"为什么当我执行 cout c 时代码输出为 -61 而当我 cout a+b 时输出为 195?"
[英]Why is the code giving output of -61 when I do cout c but 195 when I cout a+b?
问题描述
I wrote the following code, I do not understand why I get -61 when I cout<<int(c).
我写了以下代码,我不明白为什么当我 cout<<int(c) 时我得到 -61。
int main() {
char a= 'a';
char b= 'b';
char c= a+b;
cout<<int(a)<<" ";
cout<<int(b)<<" ";
cout<<int(a+b)<<" ";
cout<<int(c)<<" ";
return 0;
2 个解决方案
解决方案1
0 2021-07-10 08:49:58
char type may be signed or unsigned. char 类型可以是有符号或无符号的。 It is tuned by a compiler flag.它由编译器标志调整。 Char type is signed by default in most compilers and consists of 8 bits, one bit is for sign and 7 bits are for a numeric values.
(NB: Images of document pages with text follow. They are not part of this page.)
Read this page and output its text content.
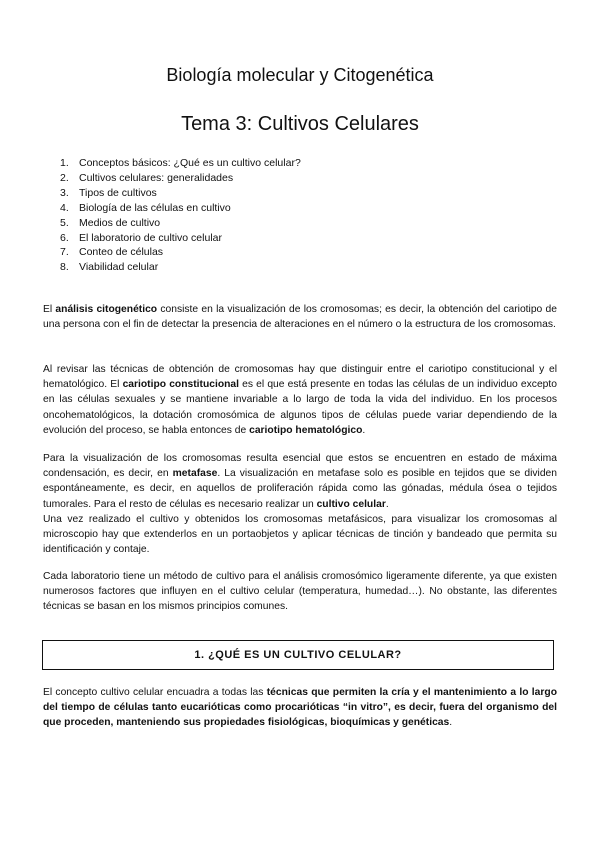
Biología molecular y Citogenética
Tema 3: Cultivos Celulares
1. Conceptos básicos: ¿Qué es un cultivo celular?
2. Cultivos celulares: generalidades
3. Tipos de cultivos
4. Biología de las células en cultivo
5. Medios de cultivo
6. El laboratorio de cultivo celular
7. Conteo de células
8. Viabilidad celular

El análisis citogenético consiste en la visualización de los cromosomas; es decir, la obtención del cariotipo de una persona con el fin de detectar la presencia de alteraciones en el número o la estructura de los cromosomas.

Al revisar las técnicas de obtención de cromosomas hay que distinguir entre el cariotipo constitucional y el hematológico. El cariotipo constitucional es el que está presente en todas las células de un individuo excepto en las células sexuales y se mantiene invariable a lo largo de toda la vida del individuo. En los procesos oncohematológicos, la dotación cromosómica de algunos tipos de células puede variar dependiendo de la evolución del proceso, se habla entonces de cariotipo hematológico.

Para la visualización de los cromosomas resulta esencial que estos se encuentren en estado de máxima condensación, es decir, en metafase. La visualización en metafase solo es posible en tejidos que se dividen espontáneamente, es decir, en aquellos de proliferación rápida como las gónadas, médula ósea o tejidos tumorales. Para el resto de células es necesario realizar un cultivo celular.
Una vez realizado el cultivo y obtenidos los cromosomas metafásicos, para visualizar los cromosomas al microscopio hay que extenderlos en un portaobjetos y aplicar técnicas de tinción y bandeado que permita su identificación y contaje.

Cada laboratorio tiene un método de cultivo para el análisis cromosómico ligeramente diferente, ya que existen numerosos factores que influyen en el cultivo celular (temperatura, humedad…). No obstante, las diferentes técnicas se basan en los mismos principios comunes.

1. ¿QUÉ ES UN CULTIVO CELULAR?

El concepto cultivo celular encuadra a todas las técnicas que permiten la cría y el mantenimiento a lo largo del tiempo de células tanto eucarióticas como procarióticas “in vitro”, es decir, fuera del organismo del que proceden, manteniendo sus propiedades fisiológicas, bioquímicas y genéticas.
Char 类型在大多数编译器中默认是有符号的,由 8 位组成,1 位用于符号,7 位用于数值。 Thus the signed char represents numeric values from -128 up till 127. Such set of values is a ring.因此,有符号字符表示从 -128 到 127 的数值。这样的一组值是一个环。 Further increasing of 127 returns to -128.进一步增加 127 返回 -128。
As you see, 97 and 98 are ASCII codes of 'a' and 'b'.如您所见,97 和 98 是 'a' 和 'b' 的 ASCII 码。 Any types smaller than int are promoted to int before applying operators, thus a+b is int 195. If you assign 195 to a signed char, the signed value overflow happens, that is considered as the undefined behaviour, because signed values may be represented differently than above.在应用运算符之前,任何小于 int 的类型都会被提升为 int,因此 a+b 是 int 195。如果将 195 分配给有符号字符,则会发生有符号值溢出,这被认为是未定义的行为,因为可以表示有符号值与上面不同。 In you case, 195 is over 127 on 68, since127+1 is -128, thus 127+68 127+1+67 is -128+67 is -61.在您的情况下,195 在 68 上超过 127,因为 127+1 是 -128,因此 127+68 127+1+67 是 -128+67 是 -61。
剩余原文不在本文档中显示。